Il gigante riconobbe subito Visnù
e gli presentò la propria testa, ma il dio, soddisfatto di una tale sommissione
lo mandò a governare il Pandalon e gli permise di tornare tutti gli anni sulla terra
nel giorno della luna piena di novembre.
‑ Chissà allora quali
eroiche imprese avrà compiuto durante le sue altre incarnazioni, ‑
disse Yanez. ‑ Erano ben bravi gli dei indiani in quelle lontane
epoche. Si trasformavano a piacere loro, in giganti e in nani.
‑ E anche in
animali, ‑ disse Tremal-Naik. ‑ Infatti
nella sua prima incarnazione, secondo i nostri libri sacri, si tramutò in un
pesce per salvare dal diluvio il re di Sattiaviradem e sua moglie...
‑ Ah! Anche voi
ricordate il diluvio.
‑ I nostri libri sacri
ne parlano. Nella seconda incarnazione, in una testuggine per riportare a galla
dal mar di latte la montagna Mandraguiti onde trarne l'amurdon ossia il liquore
dell'immortalità; nella terza, in un cinghiale per squarciare il ventre al
gigante Ereniacsciassen che si divertiva a sconquassare il mondo; nella quarta,
in un animale mezzo uomo e mezzo leone per abbattere e bere il sangue del
gigante Ereniano; nella quinta, sesta, settima, ottava e nona è sempre uomo.
‑ Quindi si è tramutato
nove volte quel bravo dio, ‑ disse Sandokan.
‑ Ma nella decima
incarnazione, che avverrà alla fine dell'epoca presente, apparirà sotto le
forme d'un cavallo con una sciabola in una zampa e uno scudo nell'altra.
‑ E che cosa verrà a
fare? ‑ chiese Yanez.
‑ I nostri sacerdoti
dicono che scenderà sulla terra a distruggere tutti i malvagi.

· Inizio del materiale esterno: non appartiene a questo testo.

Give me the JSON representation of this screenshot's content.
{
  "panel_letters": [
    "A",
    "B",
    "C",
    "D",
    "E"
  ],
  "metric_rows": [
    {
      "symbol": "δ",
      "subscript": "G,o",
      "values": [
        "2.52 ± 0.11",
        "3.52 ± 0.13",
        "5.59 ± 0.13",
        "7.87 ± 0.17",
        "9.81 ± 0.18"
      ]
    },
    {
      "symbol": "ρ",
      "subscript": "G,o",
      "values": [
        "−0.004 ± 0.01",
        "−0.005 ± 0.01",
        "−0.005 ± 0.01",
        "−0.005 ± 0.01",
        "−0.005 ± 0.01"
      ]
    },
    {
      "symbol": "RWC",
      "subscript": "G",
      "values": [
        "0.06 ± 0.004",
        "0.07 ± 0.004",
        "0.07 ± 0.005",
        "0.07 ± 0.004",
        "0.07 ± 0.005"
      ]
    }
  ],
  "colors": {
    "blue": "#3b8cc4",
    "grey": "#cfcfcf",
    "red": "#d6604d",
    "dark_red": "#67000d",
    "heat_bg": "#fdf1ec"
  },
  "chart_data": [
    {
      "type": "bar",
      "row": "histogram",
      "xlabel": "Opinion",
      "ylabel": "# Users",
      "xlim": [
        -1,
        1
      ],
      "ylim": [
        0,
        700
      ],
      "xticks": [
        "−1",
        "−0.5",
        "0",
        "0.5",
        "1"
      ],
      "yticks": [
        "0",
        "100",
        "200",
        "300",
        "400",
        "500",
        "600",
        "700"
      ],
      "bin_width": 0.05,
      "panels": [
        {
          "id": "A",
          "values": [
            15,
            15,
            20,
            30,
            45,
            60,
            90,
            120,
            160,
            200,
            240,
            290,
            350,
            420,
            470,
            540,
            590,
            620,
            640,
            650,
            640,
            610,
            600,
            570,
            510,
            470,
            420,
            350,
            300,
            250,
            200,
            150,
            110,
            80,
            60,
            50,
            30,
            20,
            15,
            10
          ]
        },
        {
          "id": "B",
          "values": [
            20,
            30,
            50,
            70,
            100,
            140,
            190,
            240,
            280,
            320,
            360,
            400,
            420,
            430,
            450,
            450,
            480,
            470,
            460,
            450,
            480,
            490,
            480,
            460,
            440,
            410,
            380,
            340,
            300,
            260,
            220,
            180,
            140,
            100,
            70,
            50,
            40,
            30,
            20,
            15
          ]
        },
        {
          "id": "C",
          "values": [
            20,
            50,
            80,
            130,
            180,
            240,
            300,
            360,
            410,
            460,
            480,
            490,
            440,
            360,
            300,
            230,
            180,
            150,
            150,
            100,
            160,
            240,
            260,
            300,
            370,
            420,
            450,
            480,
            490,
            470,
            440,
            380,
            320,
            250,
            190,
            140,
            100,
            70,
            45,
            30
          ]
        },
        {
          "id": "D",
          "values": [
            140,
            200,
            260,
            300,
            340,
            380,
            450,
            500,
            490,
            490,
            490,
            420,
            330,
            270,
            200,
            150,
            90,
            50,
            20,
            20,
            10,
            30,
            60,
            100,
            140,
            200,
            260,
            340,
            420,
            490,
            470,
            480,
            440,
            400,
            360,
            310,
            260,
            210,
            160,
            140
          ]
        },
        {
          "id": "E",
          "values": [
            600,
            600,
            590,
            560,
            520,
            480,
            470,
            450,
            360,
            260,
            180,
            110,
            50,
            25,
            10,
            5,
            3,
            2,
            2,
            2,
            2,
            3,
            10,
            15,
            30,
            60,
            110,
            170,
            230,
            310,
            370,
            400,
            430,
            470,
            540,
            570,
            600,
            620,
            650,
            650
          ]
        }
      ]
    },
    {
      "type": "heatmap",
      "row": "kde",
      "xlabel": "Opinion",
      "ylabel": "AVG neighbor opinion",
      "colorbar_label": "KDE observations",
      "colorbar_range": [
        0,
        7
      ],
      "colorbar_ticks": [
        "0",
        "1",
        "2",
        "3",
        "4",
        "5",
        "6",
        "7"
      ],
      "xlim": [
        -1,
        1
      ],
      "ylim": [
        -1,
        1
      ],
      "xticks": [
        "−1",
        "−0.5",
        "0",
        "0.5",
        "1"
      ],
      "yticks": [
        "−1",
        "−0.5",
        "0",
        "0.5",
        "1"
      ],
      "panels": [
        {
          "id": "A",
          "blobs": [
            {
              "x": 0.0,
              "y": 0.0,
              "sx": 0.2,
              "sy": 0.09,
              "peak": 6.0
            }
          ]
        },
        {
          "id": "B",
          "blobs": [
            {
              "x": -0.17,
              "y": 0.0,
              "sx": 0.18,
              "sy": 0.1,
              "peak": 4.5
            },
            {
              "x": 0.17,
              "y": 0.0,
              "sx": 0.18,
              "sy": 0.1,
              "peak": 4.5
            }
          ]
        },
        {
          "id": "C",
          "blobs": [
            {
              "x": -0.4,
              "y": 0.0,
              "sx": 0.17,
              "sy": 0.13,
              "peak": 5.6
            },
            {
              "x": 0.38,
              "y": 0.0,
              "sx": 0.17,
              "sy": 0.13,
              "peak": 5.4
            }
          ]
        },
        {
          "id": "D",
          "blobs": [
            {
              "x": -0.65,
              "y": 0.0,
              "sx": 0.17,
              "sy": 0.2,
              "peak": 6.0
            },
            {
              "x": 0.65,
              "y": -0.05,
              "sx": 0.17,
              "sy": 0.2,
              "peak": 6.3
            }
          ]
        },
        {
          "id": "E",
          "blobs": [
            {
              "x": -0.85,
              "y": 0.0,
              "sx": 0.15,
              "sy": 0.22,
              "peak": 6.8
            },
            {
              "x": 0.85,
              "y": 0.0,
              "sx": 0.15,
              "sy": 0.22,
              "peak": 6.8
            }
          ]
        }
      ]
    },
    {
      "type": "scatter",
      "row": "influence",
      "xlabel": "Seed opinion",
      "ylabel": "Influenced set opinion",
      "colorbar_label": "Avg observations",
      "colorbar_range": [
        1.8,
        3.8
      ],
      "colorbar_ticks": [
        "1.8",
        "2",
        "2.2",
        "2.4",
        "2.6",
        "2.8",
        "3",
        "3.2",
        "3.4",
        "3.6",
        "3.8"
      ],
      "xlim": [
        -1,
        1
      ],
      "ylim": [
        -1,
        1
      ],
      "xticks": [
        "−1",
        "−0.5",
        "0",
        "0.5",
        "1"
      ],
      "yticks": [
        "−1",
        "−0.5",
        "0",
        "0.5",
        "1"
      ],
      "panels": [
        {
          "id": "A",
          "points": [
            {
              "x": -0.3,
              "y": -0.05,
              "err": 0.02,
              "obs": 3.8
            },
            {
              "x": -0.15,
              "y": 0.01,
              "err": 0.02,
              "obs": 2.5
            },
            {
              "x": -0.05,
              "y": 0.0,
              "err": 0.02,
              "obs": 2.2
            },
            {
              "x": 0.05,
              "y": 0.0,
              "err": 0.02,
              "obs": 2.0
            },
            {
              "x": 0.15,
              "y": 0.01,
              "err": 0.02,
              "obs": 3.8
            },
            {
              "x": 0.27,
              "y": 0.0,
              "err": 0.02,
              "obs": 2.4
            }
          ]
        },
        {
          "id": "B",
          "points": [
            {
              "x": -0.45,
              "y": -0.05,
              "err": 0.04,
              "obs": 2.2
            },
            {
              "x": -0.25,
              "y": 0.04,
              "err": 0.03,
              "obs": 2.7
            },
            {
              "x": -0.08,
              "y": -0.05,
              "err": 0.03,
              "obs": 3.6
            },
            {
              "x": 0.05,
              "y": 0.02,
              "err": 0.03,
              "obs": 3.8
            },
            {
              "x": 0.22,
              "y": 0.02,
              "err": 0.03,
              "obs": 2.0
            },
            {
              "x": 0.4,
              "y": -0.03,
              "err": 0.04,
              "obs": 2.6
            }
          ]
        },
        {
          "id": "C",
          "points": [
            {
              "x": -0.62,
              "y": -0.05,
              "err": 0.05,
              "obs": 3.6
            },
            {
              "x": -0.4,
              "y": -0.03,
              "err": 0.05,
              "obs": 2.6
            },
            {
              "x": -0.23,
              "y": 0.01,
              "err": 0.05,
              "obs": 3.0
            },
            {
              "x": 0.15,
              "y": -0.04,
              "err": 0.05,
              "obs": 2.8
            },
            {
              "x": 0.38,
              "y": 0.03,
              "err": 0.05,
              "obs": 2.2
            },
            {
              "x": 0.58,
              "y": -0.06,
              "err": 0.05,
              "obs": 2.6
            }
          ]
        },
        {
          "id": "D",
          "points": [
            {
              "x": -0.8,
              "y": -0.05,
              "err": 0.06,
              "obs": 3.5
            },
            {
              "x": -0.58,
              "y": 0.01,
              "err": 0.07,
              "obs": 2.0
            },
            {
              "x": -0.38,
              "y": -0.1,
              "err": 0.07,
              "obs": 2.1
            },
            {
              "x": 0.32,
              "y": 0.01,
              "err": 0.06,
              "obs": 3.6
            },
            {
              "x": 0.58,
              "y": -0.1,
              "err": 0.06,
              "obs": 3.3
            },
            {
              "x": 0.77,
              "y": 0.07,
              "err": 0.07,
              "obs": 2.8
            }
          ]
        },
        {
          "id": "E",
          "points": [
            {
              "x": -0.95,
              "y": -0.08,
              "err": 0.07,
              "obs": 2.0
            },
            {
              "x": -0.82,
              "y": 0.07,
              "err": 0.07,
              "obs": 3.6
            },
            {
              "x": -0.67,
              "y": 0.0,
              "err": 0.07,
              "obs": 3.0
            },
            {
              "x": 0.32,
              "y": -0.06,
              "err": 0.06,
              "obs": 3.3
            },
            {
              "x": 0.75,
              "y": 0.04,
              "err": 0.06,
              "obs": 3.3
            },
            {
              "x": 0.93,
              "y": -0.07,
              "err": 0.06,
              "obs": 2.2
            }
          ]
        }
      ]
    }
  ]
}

Allora il sole e
la luna si oscureranno, il mondo tremerà, le stelle cadranno, ed il gran
serpente Adissescien che ora dorme nel mar di latte, vomiterà tanto fuoco da
abbruciare tutti i mondi e tutte le creature che li abitano.
‑ Speriamo di non
essere più vivi, ‑ disse Yanez.
‑ Ci credi tu, alla
discesa di quel terribile cavallo? ‑ chiese Sandokan, con accento
scherzevole al bengalese.
Tremal-Naik
sorrise senza rispondere e si diresse verso lo stagno, dove i malesi stavano
spaccando il muso del rinoceronte per levarne il corno. Dopo non pochi colpi di
parangs erano riusciti a tagliarlo.
Misurava un metro e venti e
terminava in una punta quasi aguzza, dovuta al continuo sfregamento,
servendosene i rinoceronti non solo come arma difensiva, bensì anche per
scavare la terra onde mettere allo scoperto certe radici di cui sono ghiotti e
che costituiscono il loro principale nutrimento.
Quei corni non sono formati
veramente da una sostanza ossea come quelli delle renne, delle alci e dei
cervi, bensì da fibre aderenti le une alle altre o meglio, da peli agglutinati
da materia cornea, suscettibile però a ricevere una bella pulitura e così
resistenti da sfidare l'avorio.
Alle quattro pomeridiane, cessato
un po' il calore, il drappello lasciava lo stagno e rientrava nella jungla,
riprendendo la lotta contro i bambù ed i calami.
Non ebbe però che una breve
durata perché qualche ora dopo giungeva finalmente sul sentiero che da Khari va
fino alla riva del Gange.
La marcia fu spinta allora con
tale rapidità, che poco dopo il tramonto Tremal-Naik
giungeva dinanzi al cancello del suo bengalow.